The complaint in the Levy action ( supra) purported to state causes of action on behalf of a class consisting of "106 persons who are tenants under written leases * * * [and who] occupy 46 buildings [on defendant's property]". In the Levy action, the plaintiff class sought a declaratory judgment interpreting "the rights of the class members to the relief sought under and pursuant to leases given to each of them by the defendants".
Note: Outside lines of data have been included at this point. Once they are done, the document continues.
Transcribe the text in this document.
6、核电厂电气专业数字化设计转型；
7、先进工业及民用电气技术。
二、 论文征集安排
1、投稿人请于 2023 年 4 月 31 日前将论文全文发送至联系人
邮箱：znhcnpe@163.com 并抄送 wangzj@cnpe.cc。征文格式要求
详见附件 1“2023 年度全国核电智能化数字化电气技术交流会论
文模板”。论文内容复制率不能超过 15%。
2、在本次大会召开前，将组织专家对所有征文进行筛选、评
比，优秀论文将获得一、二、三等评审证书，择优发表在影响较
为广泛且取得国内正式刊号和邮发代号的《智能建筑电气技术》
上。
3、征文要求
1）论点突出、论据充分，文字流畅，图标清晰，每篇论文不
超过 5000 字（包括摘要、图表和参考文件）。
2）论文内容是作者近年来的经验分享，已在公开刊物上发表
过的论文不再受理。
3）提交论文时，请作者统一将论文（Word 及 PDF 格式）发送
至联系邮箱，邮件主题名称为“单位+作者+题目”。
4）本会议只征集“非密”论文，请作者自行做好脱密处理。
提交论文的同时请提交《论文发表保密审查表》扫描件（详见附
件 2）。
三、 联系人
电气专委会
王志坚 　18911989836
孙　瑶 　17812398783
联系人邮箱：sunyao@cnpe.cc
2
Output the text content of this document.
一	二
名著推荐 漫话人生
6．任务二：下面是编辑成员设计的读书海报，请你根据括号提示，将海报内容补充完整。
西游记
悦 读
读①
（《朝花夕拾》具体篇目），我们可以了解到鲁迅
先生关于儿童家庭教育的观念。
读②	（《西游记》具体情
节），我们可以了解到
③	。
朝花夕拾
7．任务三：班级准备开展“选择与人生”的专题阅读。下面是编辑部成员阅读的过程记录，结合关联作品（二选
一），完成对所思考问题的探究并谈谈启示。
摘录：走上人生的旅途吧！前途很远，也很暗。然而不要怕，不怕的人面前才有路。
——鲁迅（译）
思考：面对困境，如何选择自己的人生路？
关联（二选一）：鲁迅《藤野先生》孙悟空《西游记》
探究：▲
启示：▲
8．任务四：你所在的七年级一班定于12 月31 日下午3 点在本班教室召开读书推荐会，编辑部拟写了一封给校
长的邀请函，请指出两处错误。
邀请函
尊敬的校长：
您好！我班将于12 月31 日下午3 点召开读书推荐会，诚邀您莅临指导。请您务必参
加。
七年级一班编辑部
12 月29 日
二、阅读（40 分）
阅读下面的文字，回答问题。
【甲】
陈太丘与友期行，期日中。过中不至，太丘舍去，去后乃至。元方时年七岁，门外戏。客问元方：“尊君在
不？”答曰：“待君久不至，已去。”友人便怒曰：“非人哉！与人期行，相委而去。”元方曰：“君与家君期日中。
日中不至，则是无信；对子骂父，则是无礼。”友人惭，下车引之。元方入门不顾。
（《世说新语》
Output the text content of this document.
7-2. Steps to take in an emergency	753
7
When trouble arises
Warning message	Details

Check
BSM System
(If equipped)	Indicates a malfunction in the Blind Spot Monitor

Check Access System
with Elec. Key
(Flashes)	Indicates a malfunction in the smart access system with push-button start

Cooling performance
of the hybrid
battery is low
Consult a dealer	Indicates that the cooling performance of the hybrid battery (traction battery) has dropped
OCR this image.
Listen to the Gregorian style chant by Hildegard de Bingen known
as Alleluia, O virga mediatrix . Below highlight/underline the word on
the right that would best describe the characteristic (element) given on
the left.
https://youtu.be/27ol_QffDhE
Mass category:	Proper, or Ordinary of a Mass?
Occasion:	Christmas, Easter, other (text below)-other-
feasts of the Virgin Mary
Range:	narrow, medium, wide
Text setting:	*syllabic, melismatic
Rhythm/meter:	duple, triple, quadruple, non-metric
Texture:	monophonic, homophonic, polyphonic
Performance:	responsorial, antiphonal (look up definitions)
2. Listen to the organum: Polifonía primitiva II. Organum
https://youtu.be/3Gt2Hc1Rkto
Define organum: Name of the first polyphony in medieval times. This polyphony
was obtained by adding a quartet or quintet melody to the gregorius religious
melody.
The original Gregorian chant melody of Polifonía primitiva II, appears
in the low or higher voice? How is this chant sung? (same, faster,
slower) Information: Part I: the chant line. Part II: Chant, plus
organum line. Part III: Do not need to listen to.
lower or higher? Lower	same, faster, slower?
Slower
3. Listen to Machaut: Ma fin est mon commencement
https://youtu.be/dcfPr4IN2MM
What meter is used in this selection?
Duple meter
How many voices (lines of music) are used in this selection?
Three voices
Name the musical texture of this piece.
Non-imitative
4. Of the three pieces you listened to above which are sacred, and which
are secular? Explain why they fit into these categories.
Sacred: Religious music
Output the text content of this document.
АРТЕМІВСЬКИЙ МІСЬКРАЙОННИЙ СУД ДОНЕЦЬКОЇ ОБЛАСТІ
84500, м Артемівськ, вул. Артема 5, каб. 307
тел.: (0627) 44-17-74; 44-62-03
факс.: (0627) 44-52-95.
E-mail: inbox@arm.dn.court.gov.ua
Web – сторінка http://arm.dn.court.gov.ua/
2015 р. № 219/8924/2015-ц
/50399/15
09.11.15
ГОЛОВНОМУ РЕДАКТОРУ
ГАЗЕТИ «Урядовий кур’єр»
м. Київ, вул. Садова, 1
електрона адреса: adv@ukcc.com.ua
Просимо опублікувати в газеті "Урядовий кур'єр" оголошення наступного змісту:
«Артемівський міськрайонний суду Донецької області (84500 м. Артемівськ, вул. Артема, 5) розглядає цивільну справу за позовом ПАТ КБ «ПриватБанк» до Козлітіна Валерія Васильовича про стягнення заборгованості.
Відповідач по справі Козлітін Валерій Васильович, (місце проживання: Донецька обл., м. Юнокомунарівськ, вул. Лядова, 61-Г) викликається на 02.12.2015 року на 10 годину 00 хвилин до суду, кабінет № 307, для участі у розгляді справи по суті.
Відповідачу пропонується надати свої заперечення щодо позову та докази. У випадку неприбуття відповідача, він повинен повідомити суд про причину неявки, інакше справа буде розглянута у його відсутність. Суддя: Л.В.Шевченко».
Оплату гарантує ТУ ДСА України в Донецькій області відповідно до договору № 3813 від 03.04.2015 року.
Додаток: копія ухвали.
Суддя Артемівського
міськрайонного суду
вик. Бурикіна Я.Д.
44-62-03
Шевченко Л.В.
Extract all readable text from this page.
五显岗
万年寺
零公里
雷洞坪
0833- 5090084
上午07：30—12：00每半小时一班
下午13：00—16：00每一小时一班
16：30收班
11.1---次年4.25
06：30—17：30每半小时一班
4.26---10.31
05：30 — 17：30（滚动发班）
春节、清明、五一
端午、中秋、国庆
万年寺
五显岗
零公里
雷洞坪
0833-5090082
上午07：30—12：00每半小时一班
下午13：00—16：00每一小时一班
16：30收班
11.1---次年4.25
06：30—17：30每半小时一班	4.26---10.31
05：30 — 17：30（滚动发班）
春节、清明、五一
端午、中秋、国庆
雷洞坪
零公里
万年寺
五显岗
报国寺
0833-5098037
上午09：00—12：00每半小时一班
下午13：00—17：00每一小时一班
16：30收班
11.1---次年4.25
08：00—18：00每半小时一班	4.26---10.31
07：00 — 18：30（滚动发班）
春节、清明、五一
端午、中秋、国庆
The appellants have demonstrated their entitlement to judgment as a matter of law based on their Statute of Limitations and res judicata defenses ( see, CPLR 3211 [a] [5]). The plaintiff's claim was not interposed within 6 years of its accrual, and is time-barred irrespective of whether it is considered one for declaratory judgment ( see, CPLR 213; Janiak v. Town of Greenville, 203 A.D.2d 329; 145 Kisco Ave. Corp. v. Dufner Enters., 198 A.D.2d 482; Amerada Hess Corp. v. Acampora, 109 A.D.2d 719) or one for reformation of the leases ( see, CPLR 213, [2]; Matter of Wallace v. 600 Partners Co., 205 A.D.2d 202; Lopata v. Lopata, 196 A.D.2d 741; Arrathoon v. East N.Y. Sav. Bank, 169 A.D.2d 804). We also find that the central issue raised in the present case could have been litigated in the Levy action, and that the present action is barred by the doctrine of res judicata ( see, O'Brien v. City of Syracuse, 54 N.Y.2d 353; Smith v. Russell Sage Coll., 54 N.Y.2d 185; Joem Intl. v Swedwall, Inc., 215 A.D.2d 530; Land v. Wesley, 214 A.D.2d 540). Bracken, J.P., Balletta, Pizzuto and Hart, JJ., concur.